March 31, 2010
Account Aggregation: A online financial tool that shows you the balances on all your accounts (current account, mortgage, credit card etc) in one place, even though you may have these accounts with different companies.
Accountant: An actuary who wanted a more exciting life.
Accumulation Units: The designation given to unit trusts where income is re-invested and not paid out.
ADR: American Depositary Receipt. Americans are funny about directly holding foreign shares and prefer instead to trade a receipt from a US bank that holds the underlying shares. Normally the ratio is 1:1 (i.e. 1 ADR = 1 share), but sometimes it isn't.
Additional Voluntary Contributions (AVCs): Many try to enhance their company pension schemes by paying into one of these plans. Watch out for the hefty charges and dismal underperformance, though.
Adjusted Earnings: Companies don't have to produce adjusted earnings, but can choose to do so to clarify their results if the statutory figures are distorted by exceptional items such as the profits from the disposal of part of their business.
Administration: A company in financial difficulty may be put into administration.
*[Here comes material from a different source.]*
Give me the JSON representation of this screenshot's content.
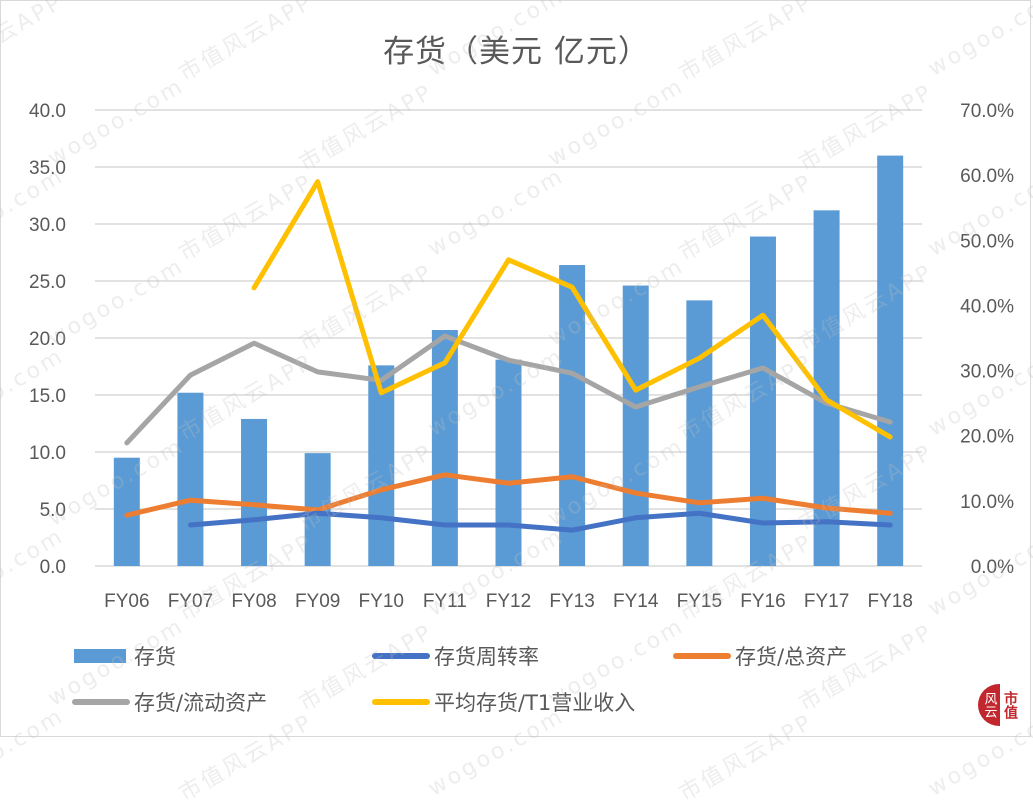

An administrator will be appointed to run the company so that its debt can be paid off in an orderly fashion.
Advisory Stockbroker: A stockbroker that offers advice on which shares to buy and sell, but for a heft price. The Fool's not particularly a fan, preferring execution-only stockbrokers instead.
Alternative Investment Market (AIM): AIM opened in 1995 for small, growing companies and now plays hosts to over 1,000 firms. It's less lightly regulated that the main market of the London Stock Exchange so shares listed on it tend to be higher risk and more difficult to buy and sell. See Liquidity. Different tax rules can also apply to AIM shares. For example, the majority of them can't be put into an ISA.
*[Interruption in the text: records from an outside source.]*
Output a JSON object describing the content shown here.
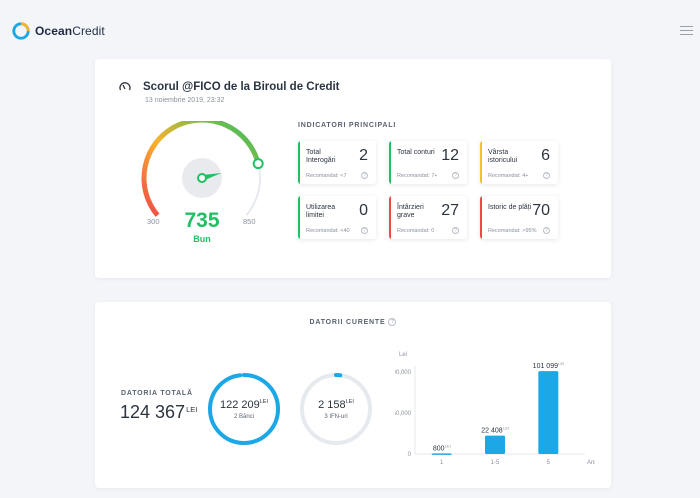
{
  "header": {
    "brand_bold": "Ocean",
    "brand_light": "Credit",
    "logo_icon": "ocean-credit-logo-icon",
    "menu_icon": "hamburger-menu-icon"
  },
  "score_card": {
    "title": "Scorul @FICO de la Biroul de Credit",
    "date": "13 noiembrie 2019, 23:32",
    "score": "735",
    "score_label": "Bun",
    "scale_min": "300",
    "scale_max": "850",
    "score_value": 735,
    "score_min": 300,
    "score_max": 850,
    "accent": "#22c064",
    "indicators_title": "INDICATORI PRINCIPALI",
    "indicators": [
      {
        "label": "Total Interogări",
        "value": "2",
        "recommended": "Recomandat: <7",
        "color": "#22c064"
      },
      {
        "label": "Total conturi",
        "value": "12",
        "recommended": "Recomandat: 7+",
        "color": "#22c064"
      },
      {
        "label": "Vârsta istoricului",
        "value": "6",
        "recommended": "Recomandat: 4+",
        "color": "#f6c02b"
      },
      {
        "label": "Utilizarea limitei",
        "value": "0",
        "recommended": "Recomandat: <40",
        "color": "#22c064"
      },
      {
        "label": "Întârzieri grave",
        "value": "27",
        "recommended": "Recomandat: 0",
        "color": "#f04848"
      },
      {
        "label": "Istoric de plăți",
        "value": "70",
        "recommended": "Recomandat: >95%",
        "color": "#f04848"
      }
    ]
  },
  "debt_card": {
    "title": "DATORII CURENTE",
    "total_label": "DATORIA TOTALĂ",
    "total_value": "124 367",
    "total_unit": "LEI",
    "banks": {
      "value": "122 209",
      "unit": "LEI",
      "label": "2 Bănci",
      "fill": 0.98,
      "color": "#1ca7e6"
    },
    "ifn": {
      "value": "2 158",
      "unit": "LEI",
      "label": "3 IFN-uri",
      "fill": 0.02,
      "color": "#1ca7e6"
    }
  },
  "chart_data": {
    "type": "bar",
    "categories": [
      "1",
      "1-5",
      "5"
    ],
    "values": [
      800,
      22408,
      101099
    ],
    "value_labels": [
      "800",
      "22 408",
      "101 099"
    ],
    "value_unit": "LEI",
    "ylabel": "Lei",
    "xlabel": "Ani",
    "yticks": [
      "100,000",
      "50,000",
      "0"
    ],
    "ytick_values": [
      100000,
      50000,
      0
    ],
    "ylim": [
      0,
      100000
    ],
    "color": "#1ca7e6",
    "grid": false
  }
}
Amortisation: An annual charge taken through the profit and loss account to allow for the fall in value of an asset. This term is often used in conjunction with an intangible asset.
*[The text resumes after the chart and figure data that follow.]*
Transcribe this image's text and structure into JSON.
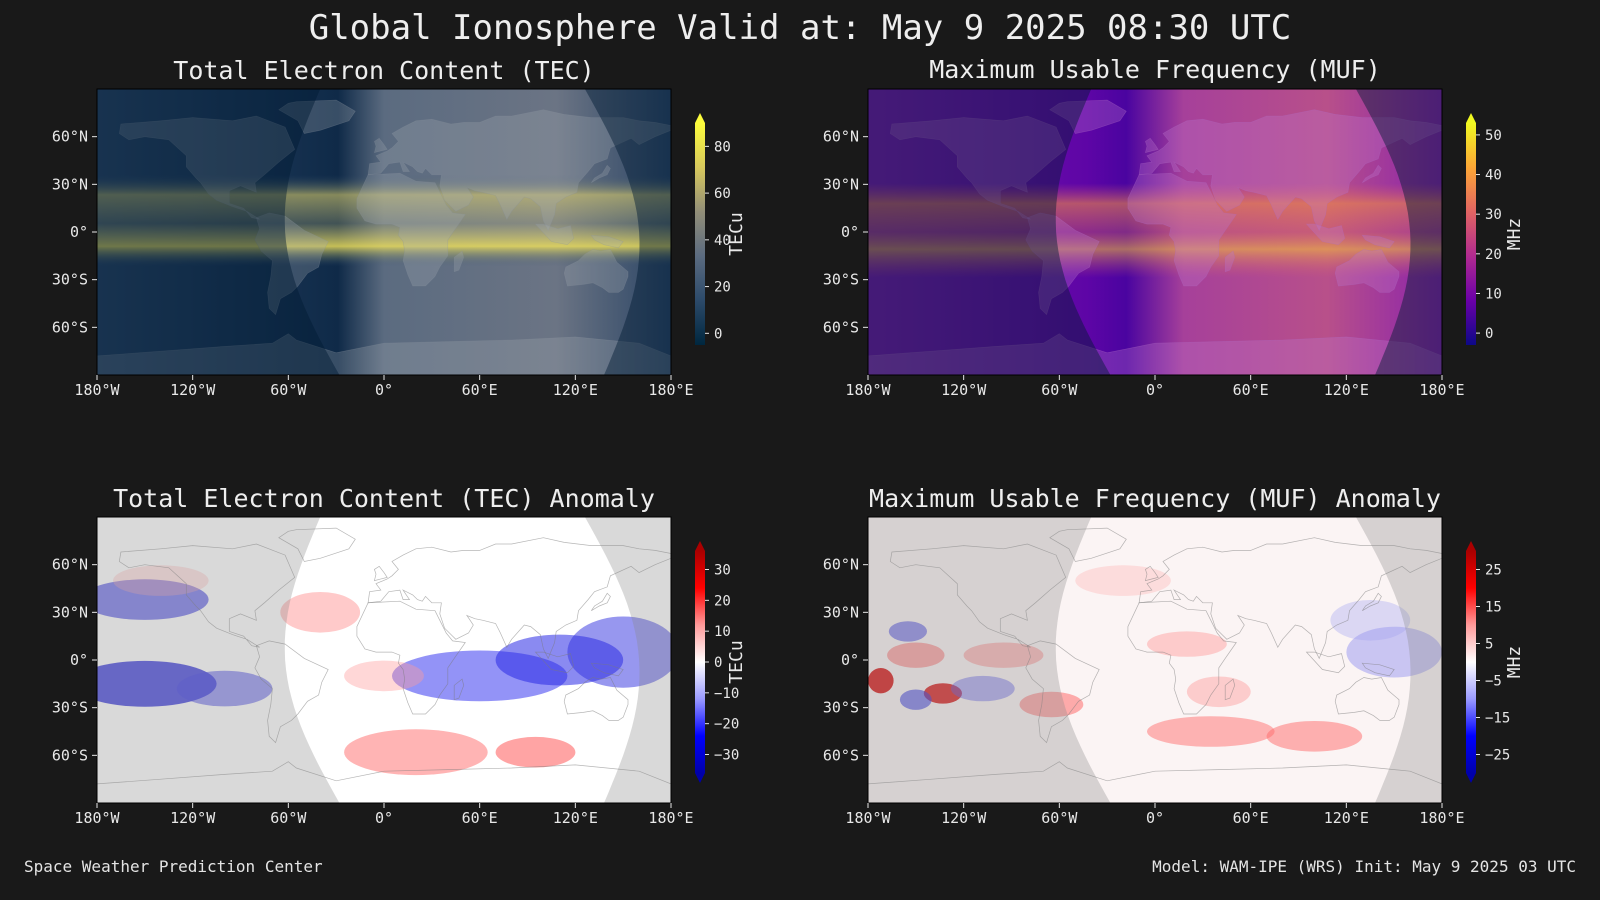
{
  "title": "Global Ionosphere Valid at: May 9 2025 08:30 UTC",
  "footer": {
    "left": "Space Weather Prediction Center",
    "right": "Model: WAM-IPE (WRS) Init: May 9 2025 03 UTC"
  },
  "axes": {
    "lat_labels": [
      "60°N",
      "30°N",
      "0°",
      "30°S",
      "60°S"
    ],
    "lat_values": [
      60,
      30,
      0,
      -30,
      -60
    ],
    "lon_labels": [
      "180°W",
      "120°W",
      "60°W",
      "0°",
      "60°E",
      "120°E",
      "180°E"
    ],
    "lon_values": [
      -180,
      -120,
      -60,
      0,
      60,
      120,
      180
    ],
    "lat_range": [
      -90,
      90
    ],
    "lon_range": [
      -180,
      180
    ]
  },
  "panels": [
    {
      "id": "tec",
      "title": "Total Electron Content (TEC)",
      "colorbar": {
        "label": "TECu",
        "ticks": [
          "0",
          "20",
          "40",
          "60",
          "80"
        ],
        "tick_values": [
          0,
          20,
          40,
          60,
          80
        ],
        "range": [
          -5,
          90
        ],
        "colors": [
          "#00273f",
          "#2c4a6a",
          "#5b6b80",
          "#928e78",
          "#d7c85c",
          "#fcfc3c"
        ]
      }
    },
    {
      "id": "muf",
      "title": "Maximum Usable Frequency (MUF)",
      "colorbar": {
        "label": "MHz",
        "ticks": [
          "0",
          "10",
          "20",
          "30",
          "40",
          "50"
        ],
        "tick_values": [
          0,
          10,
          20,
          30,
          40,
          50
        ],
        "range": [
          -3,
          53
        ],
        "colors": [
          "#0d0887",
          "#6a00a8",
          "#b12a90",
          "#e16462",
          "#fca636",
          "#f0f921"
        ]
      }
    },
    {
      "id": "tec-anomaly",
      "title": "Total Electron Content (TEC) Anomaly",
      "colorbar": {
        "label": "TECu",
        "ticks": [
          "30",
          "20",
          "10",
          "0",
          "−10",
          "−20",
          "−30"
        ],
        "tick_values": [
          30,
          20,
          10,
          0,
          -10,
          -20,
          -30
        ],
        "range": [
          -36,
          36
        ],
        "colors": [
          "#0000aa",
          "#0000ff",
          "#9a9aff",
          "#ffffff",
          "#ff9a9a",
          "#ff0000",
          "#aa0000"
        ]
      }
    },
    {
      "id": "muf-anomaly",
      "title": "Maximum Usable Frequency (MUF) Anomaly",
      "colorbar": {
        "label": "MHz",
        "ticks": [
          "25",
          "15",
          "5",
          "−5",
          "−15",
          "−25"
        ],
        "tick_values": [
          25,
          15,
          5,
          -5,
          -15,
          -25
        ],
        "range": [
          -30,
          30
        ],
        "colors": [
          "#0000aa",
          "#0000ff",
          "#9a9aff",
          "#ffffff",
          "#ff9a9a",
          "#ff0000",
          "#aa0000"
        ]
      }
    }
  ]
}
Analyst: A financial professional who analyses securities to determine a "fair" or "intrinsic" value for those securities. The term is generally applied to almost any professional investor who does research of some kind.
Annual Management Charges: The annual fee charged by the investment managers to the investors to cover the cost of running the fund.
Annual Percentage Rate (APR): When you borrow money, this rate should always be quoted to you. It's the percentage rate which your loan will cost you each year, including all charges.
Annual Report: A yearly statement of a public company's operating and financial performance, punctuated by pictures of families enjoying the firm's products and/or services.
Annualise: Taking an item measured over a certain period and restating it on an annual basis. For instance, if it costs £10 million every month to run a factory, the annualised cost is £10 million x 12, or £120 million, since there are 12 months in a year. Simple.
Annuity: The financial mechanism you purchase with your pension fund, which will provide you with a regular income in your retirement. It is really just a way of returning the capital you have accumulated in your pension fund back to you. When you die any surplus money stays with the annuity seller. Should you die very shortly after purchasing the annuity, this fact leads to a situation colloquially known as a 'Bummer'.
Appreciation: Increase in the price (or value) of a share or other asset. Appreciation is one component of total return. Payment of an income, in the form, say, of a dividend, is another.
Arbitrage: The process in which one bank rips off another one by selling it something at the wrong price. OK, that was a bit facetious, even if it's pretty accurate. It's the process by which small, local price differences in a share are exploited and thus evened out. For instance, Unilever trades on the stock exchanges in London and in Holland and any changes in price in one market - say, through an institution selling off a large chunk of shares in London - will also rapidly be reflected on the other market through arbitrage.
Australian-Type Mortgage: As it sounds, a type of mortgage common in Oz. Interest due is calculated daily as opposed to yearly, which can make a significant difference to the cost for those on a repayment mortgage. Also more flexible and allows periods of both under- and over-payment of the mortgage to suit the borrower's changing financial circumstances.